5. When to resubscribe:

As you declutter, make a list of those thought leaders that you have liked so far and would want to subscribe to. Do not subscribe just yet.

The next time you think about those or need their material, visit their blog or product. That way, you control the access to the information.

When should you resubscribe?

  1. If you find you are reaching out for their material regularly / more frequently than you anticipated
  2. You hate missing out their content
  3. You just came across a new blog which you like but you are not so familiar with them that you will seek out their content on your own. (Consider this subscription to be in a trial period with an intention of unsubscribing if you don’t find their content interesting in that period.)
  4. And then, there are times when you don’t even know you need to hear a perspective or news, but when you do, you walk away with a valuable insight that makes your day. This is usually the case with inspirational content or for the blogs in your niche. In such cases, resubscribe to those thought leaders whom you already know you value.
6. How to handle action Items:

When you are decluttering, you will come across some emails that will resonate with you. You would want to take the action that it says or want to read the article it mentions.

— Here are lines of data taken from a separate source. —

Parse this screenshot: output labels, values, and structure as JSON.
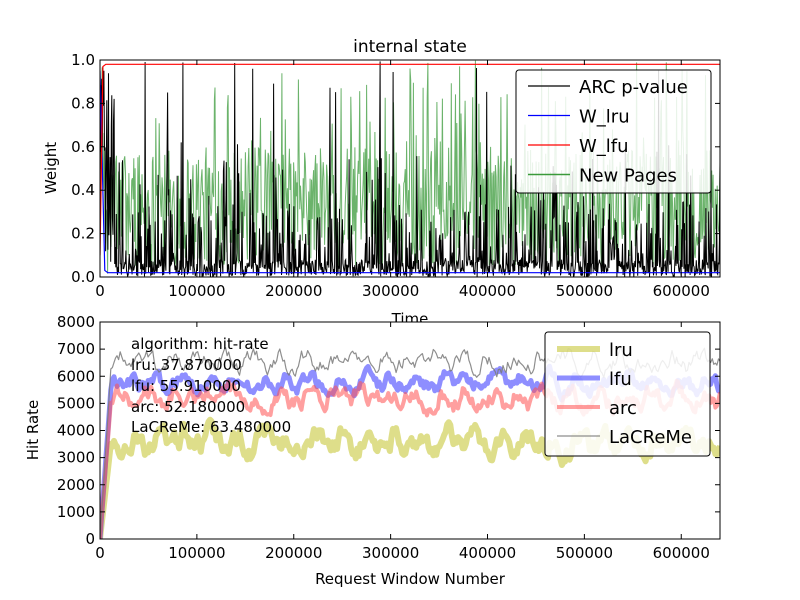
{
  "chart_data": [
    {
      "type": "line",
      "title": "internal state",
      "xlabel": "Time",
      "ylabel": "Weight",
      "xlim": [
        0,
        640000
      ],
      "ylim": [
        0.0,
        1.0
      ],
      "x_ticks": [
        "0",
        "100000",
        "200000",
        "300000",
        "400000",
        "500000",
        "600000"
      ],
      "y_ticks": [
        "0.0",
        "0.2",
        "0.4",
        "0.6",
        "0.8",
        "1.0"
      ],
      "legend_position": "top-right",
      "series": [
        {
          "name": "ARC p-value",
          "color": "#000000",
          "description_values": {
            "range": [
              0.0,
              1.0
            ],
            "typical": [
              0.0,
              0.5
            ]
          }
        },
        {
          "name": "W_lru",
          "color": "#0000ff",
          "values_x": [
            0,
            5000,
            8000,
            640000
          ],
          "values_y": [
            0.95,
            0.03,
            0.02,
            0.02
          ]
        },
        {
          "name": "W_lfu",
          "color": "#ff0000",
          "values_x": [
            0,
            3000,
            6000,
            640000
          ],
          "values_y": [
            0.1,
            0.97,
            0.98,
            0.98
          ]
        },
        {
          "name": "New Pages",
          "color": "#3a9a3a",
          "description_values": {
            "range": [
              0.0,
              1.0
            ],
            "typical": [
              0.05,
              0.65
            ]
          }
        }
      ]
    },
    {
      "type": "line",
      "title": "",
      "xlabel": "Request Window Number",
      "ylabel": "Hit Rate",
      "xlim": [
        0,
        640000
      ],
      "ylim": [
        0,
        8000
      ],
      "x_ticks": [
        "0",
        "100000",
        "200000",
        "300000",
        "400000",
        "500000",
        "600000"
      ],
      "y_ticks": [
        "0",
        "1000",
        "2000",
        "3000",
        "4000",
        "5000",
        "6000",
        "7000",
        "8000"
      ],
      "legend_position": "top-right",
      "annotation": {
        "header": "algorithm:  hit-rate",
        "rows": [
          "lru:  37.870000",
          "lfu:  55.910000",
          "arc:  52.180000",
          "LaCReMe:  63.480000"
        ]
      },
      "series": [
        {
          "name": "lru",
          "color": "#c8c83c",
          "mean": 3550,
          "spread": 700
        },
        {
          "name": "lfu",
          "color": "#3232ff",
          "mean": 5750,
          "spread": 500
        },
        {
          "name": "arc",
          "color": "#ff5050",
          "mean": 5200,
          "spread": 600
        },
        {
          "name": "LaCReMe",
          "color": "#7a7a7a",
          "mean": 6550,
          "spread": 550
        }
      ]
    }
  ]
}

Flag or star those emails. Add them to a separate folder (or label) titled “to do”. Do NOT be distracted to do those right now but set an hour or two in your calendar either today or tomorrow to take that action.

7. How to track your subscriptions and online accounts:

There are so many places online these days that want you to open an account, it will be useful to know who has your information.

Start by deleting the accounts you don’t use anymore e.g. shopping websites, irrelevant social media, restaurant perks’ accounts, apps you do not use anymore. Obviously it’s hard to remember them all. But do your best.

In future, check back periodically (once a year) to delete unused accounts. That way you will reduce the probability of your email ID or other data being compromised.

Save one email from every thought leader or business that you are subscribing to or a website where you have an account. Label those emails as “Subscriptions”. That way when you check in that label, you know whom you have subscribed to.

Moving forward, anytime you subscribe to a new blog or create a new account, label their welcome / long-in information type of email as “Subscriptions”.

8. Daily maintenance:

After all of the above steps are implemented, you should see quite the transformation of your inbox. But cleaning you current inbox doesn’t mean you have stopped all the incoming clutter.

Repeat the necessary steps daily.

  • Delete emails after their purpose is served.
  • Unsubscribe from the ones that you no longer find interesting.
  • Sort with right labels such as “Subscriptions” and “to do” as soon the emails come in. (I mark an email “unread”, if I do not take an action on it when I read it.)
  • Schedule relevant “events”, “tasks”, and “reminders” on your calender immediately after reading an email.

All of this, for me, takes about 5 minutes total every day, and yes, the time goes down as you do it more and more. It keeps me super productive, and I am not afraid of an action item falling through the cracks. It is totally worth it!

In conclusion:
After this cleanse, every day, I wake up to an inbox where I know every unread email is meaningful. At the end of the day (or work), I finish with peace of mind that comes by seeing “0 Unread Messages”.

I hope this step-by-step guide helps you clean your inbox efficiently. Spend less time on what needs to done so that you will have more time at your disposal to do what truly brings you joy.

Now it’s your turn:
I would love to see your before and after transitions! Take a screenshot of how many unread messages your inbox is showing right now, and then when you are all done.

I started with 6097 unread messages. Had I realized before I began, what a difference it would make, I would have taken the “before” shot. But I can at least start the party by sharing my “after” screenshot – as it stands right now. 🙂

Inbox-After

Not too shabby even after 2 months, right?